Por supuesto, no propongo que ni las ciudades ni las regiones que fueron emblemáticas de los mapuches les sean devueltas a los descendientes, a los tataranietos de aquellos que vivían entonces aquí. No es eso, ni se trata de eso, porque no es posible. Sencillamente, lo que se debería hacer es buscar fórmulas de no dejarlos atrás y de no dar pretextos para situaciones terribles como las que viven, carnicerías tremendas contra los pobres, exterminios de pueblos sin que eso sea noticia. Porque el indio no es noticia. Uno abre un periódico cualquiera y una parte importante, aunque sea una minoría, no forma parte de la realidad que los medios retratan.

Es curioso que ahora que andamos preocupados con la protección de las minorías, incluso de las minorías políticas, y queremos que estén representadas en el parlamento para que la diversidad ideológica y política del país encuentre ahí su retrato, su radiografía, esta minoría mayoritaria que son los indios esté tan ausente de los medios. De los indios no se habla, salvo para un suceso que mal se explica. Y si no hablan ustedes, si no empiezan a hablar de los indios, se está haciendo algo muy grave, porque es considerar que una parte de la población no merece ni un esfuerzo para sacarla de la miseria, de la humillación a que ha sido empujada.

Recordad que esos pueblos llevan cinco siglos de humillación. Les robaron sus idiomas, les robaron sus creencias, les robaron su tierra, les robaron sus dioses. Les robaron todo, todo, todo, todo. No tengamos ninguna ilusión: lo que ocurrió fue una extorsión, un robo montado con eficacia y acompañado de la imposición de una nueva religión que, casualmente, es una religión también de humillación, de negarse a sí mismo. Hay algo de maquiavélico en todo este proceso que ya lleva, se arrastra, quinientos años.

Y, por favor, como ya somos mayores, no repitamos algo que sabemos que no es cierto, no hubo ningún encuentro de civilizaciones, los indios de ninguna parte se metieron en sus barcos, en sus canoas para cruzar el Atlántico y, por una casualidad extraordinaria, encontrarse en su ruta a Colón o a Álvares Cabral. Aquí llegaron las naos o las carabelas que traían, entre otros, a dos personajes importantísimos: el fraile y el soldado. El fraile ponía el pie en tierra y decía: «Vuestros dioses son falsos. Yo traigo conmigo el verdadero Dios». Olvidad por un momento el imperdonable pecado de orgullo que es decir: «Yo traigo conmigo el verdadero Dios», y que ha tenido como resultado una aculturación violenta, en todos los aspectos, aunque es cierto que los guatemaltecos, por lo menos, en un viaje que hice vi que hacen de las iglesias un uso que no es canónico, porque se sientan en el suelo, encienden unas velas en el suelo, no le dan ninguna importancia al altar, o a lo que pasa allí arriba, y es en el suelo dónde hacen sus rezos. No sé qué están rezando. Todo esto debería merecer un enorme respeto.

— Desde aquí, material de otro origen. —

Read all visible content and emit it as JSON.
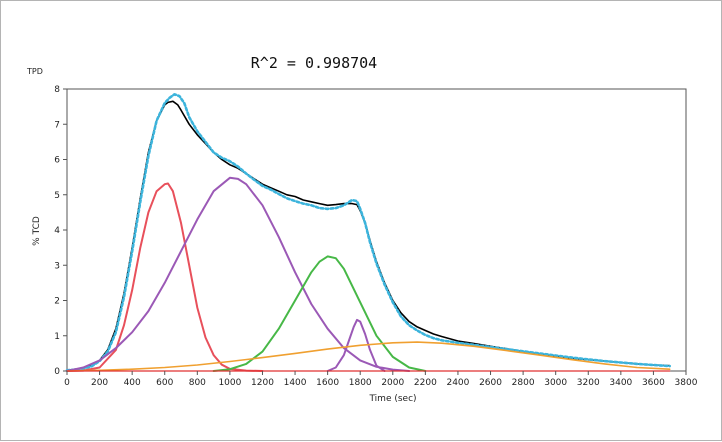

Pero, decía, que llegaron el fraile y el soldado. Y cuando el fraile decía “traigo al verdadero Dios”, el soldado ya estaba preparando el arma, y enarbolando la bandera de conquista. Detrás, con menos aparato simbólico, estaba el recaudador y el mercader: ellos no se exponían, pero eran los que contaban los beneficios. ¿Dónde está el encuentro?

Ocurre que hay descendientes de aquellas primeras civilizaciones. Y ocurre que esos hombres y mujeres, dispersos e inorados por los medios, pero con idiomas propios, con usos, con tradiciones, con ignorancia de cosas y con sabiduría de otras, pobres, humillados, muchas veces vencidos, otras no, esos hombres y mujeres también son americanos. Así lo ha querido la historia, pero son americanos invisibles o por lo menos así me lo parece y, desde luego, en este encuentro no han aparecido como sujetos de nada, ni de su presente ni de su destino.

A mí me parece que hay que hacer algo, que no podemos ser habitantes de una especie de segundo país, porque se razona, entre nosotros, aquí, por lo que he oído, como si los becarios, y los invitados fuéramos de otra galaxia, como si todos los que estamos aquí fuéramos universitarios norteamericanos o europeos o de cualquier parte del mundo que no tiene una comunidad tan importante reducida a la condición de anécdota.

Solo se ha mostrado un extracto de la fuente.